A few weeks back, one of the big hunting conservation groups sent out a press release announcing a “strategic partnership” (whatever that is) to promote hunting ethics among the young hunters of today. Exactly how the “strategic partners” planned to do that I’m not sure, beyond vague mention of “outreach.” What I do know is that, most of the time, whenever I suggest writing about hunting ethics, editors roll their eyes and insist their readers don’t want to hear about it.
This is understandable. Long ago, I stopped going to church for much the same reason. No one I’ve ever met enjoys being preached at. Any editor who can recognize preaching and forestall it gets my vote, and should get yours as well.

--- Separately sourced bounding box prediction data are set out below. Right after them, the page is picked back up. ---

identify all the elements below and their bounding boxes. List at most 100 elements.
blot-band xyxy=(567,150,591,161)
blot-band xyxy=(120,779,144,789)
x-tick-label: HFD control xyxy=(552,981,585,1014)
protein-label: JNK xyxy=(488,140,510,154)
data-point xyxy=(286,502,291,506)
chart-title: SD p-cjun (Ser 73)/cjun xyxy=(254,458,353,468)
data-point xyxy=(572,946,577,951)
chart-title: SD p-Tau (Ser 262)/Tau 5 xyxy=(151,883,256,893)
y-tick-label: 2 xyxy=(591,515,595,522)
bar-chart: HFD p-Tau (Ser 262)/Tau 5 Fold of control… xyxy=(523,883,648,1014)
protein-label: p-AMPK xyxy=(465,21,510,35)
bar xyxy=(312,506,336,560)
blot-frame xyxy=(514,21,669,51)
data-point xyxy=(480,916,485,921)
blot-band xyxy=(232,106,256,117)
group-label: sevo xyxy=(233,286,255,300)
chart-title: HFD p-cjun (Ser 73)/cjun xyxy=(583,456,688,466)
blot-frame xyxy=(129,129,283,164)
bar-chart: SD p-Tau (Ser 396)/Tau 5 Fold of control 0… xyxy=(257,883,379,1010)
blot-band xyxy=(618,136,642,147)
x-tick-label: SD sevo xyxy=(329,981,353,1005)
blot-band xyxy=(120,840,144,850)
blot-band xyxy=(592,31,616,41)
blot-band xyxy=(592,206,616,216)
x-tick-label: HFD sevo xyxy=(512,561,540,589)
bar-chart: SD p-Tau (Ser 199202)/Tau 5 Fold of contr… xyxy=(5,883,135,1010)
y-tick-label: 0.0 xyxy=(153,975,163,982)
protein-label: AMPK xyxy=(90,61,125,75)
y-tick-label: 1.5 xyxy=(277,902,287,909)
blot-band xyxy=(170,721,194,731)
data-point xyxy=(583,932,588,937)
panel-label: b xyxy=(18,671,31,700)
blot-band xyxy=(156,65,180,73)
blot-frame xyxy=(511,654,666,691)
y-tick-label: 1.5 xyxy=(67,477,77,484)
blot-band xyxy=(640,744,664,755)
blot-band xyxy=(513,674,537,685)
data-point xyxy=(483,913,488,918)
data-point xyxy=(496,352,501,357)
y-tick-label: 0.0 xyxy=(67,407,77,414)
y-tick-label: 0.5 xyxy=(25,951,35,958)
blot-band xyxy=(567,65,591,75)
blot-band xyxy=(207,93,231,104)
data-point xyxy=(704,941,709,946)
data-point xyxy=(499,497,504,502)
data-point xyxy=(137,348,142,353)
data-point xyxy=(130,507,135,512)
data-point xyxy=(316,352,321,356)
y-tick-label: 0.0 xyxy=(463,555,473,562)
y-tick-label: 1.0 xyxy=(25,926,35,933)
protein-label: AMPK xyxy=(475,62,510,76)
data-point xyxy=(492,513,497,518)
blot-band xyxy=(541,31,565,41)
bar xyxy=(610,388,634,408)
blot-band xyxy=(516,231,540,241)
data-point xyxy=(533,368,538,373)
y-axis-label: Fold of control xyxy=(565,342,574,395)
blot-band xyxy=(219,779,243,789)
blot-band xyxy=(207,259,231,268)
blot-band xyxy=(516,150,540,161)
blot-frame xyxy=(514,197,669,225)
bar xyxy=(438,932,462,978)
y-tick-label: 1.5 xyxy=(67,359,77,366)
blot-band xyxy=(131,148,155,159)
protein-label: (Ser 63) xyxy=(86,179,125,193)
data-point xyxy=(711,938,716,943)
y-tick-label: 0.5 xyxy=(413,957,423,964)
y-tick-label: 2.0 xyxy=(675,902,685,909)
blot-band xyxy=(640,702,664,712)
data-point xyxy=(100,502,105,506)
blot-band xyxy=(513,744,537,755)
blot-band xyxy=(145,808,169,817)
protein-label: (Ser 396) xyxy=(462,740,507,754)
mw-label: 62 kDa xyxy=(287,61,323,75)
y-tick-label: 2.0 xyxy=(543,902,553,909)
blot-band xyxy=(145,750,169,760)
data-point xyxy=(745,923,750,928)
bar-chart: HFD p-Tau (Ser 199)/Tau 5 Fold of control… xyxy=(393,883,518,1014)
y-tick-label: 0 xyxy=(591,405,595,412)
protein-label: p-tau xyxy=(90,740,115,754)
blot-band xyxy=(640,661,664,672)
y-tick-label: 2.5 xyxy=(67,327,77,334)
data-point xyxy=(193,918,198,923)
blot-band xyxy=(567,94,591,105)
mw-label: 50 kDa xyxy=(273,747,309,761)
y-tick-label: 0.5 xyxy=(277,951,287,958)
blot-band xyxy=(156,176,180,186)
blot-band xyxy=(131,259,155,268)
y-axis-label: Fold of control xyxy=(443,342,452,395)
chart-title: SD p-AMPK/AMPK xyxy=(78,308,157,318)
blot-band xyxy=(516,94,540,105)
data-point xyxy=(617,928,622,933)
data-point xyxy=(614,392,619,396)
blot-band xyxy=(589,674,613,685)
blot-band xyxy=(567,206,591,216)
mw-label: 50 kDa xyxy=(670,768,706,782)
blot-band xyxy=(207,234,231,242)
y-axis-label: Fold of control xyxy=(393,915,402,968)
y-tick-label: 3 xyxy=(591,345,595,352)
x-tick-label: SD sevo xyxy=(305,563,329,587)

However, for some years I’ve been exploring the whole question of hunting ethics (mostly in the privacy of my own home) simply because hunting is what I now have in place of church, and when you are that dedicated to anything, I believe you should learn as much about it as you can. Sort of like reading the Bible.
Before going any further let me just say, in my opinion, a hunter can learn all that needs to be known about the practical aspects of hunting ethics by reading Robert Ruark’s The Old Man and the Boy and José Ortega’s Meditations on Hunting. Toss in Ruark’s Horn of the Hunter, and you are pretty much covered. And, you’ll have had some great reading.
In my case, repeated readings of all of the above led me into an almost academic pursuit of some answers, and I found myself going all the way back to classical Greek. The word “ethics” does not roll easily off a tongue not schooled in philology, and if you have to go and look up the meaning of “philology,” don’t feel bad. So did I.
To save readers the trouble, philology is the study of ancient literary texts and the determination of their meaning. Hence the connection between philology and ethics, which is derived from the ancient Greek “Ethiks,” and dates back to a text by Aristotle. In the simplest of terms, it’s the science of right and wrong.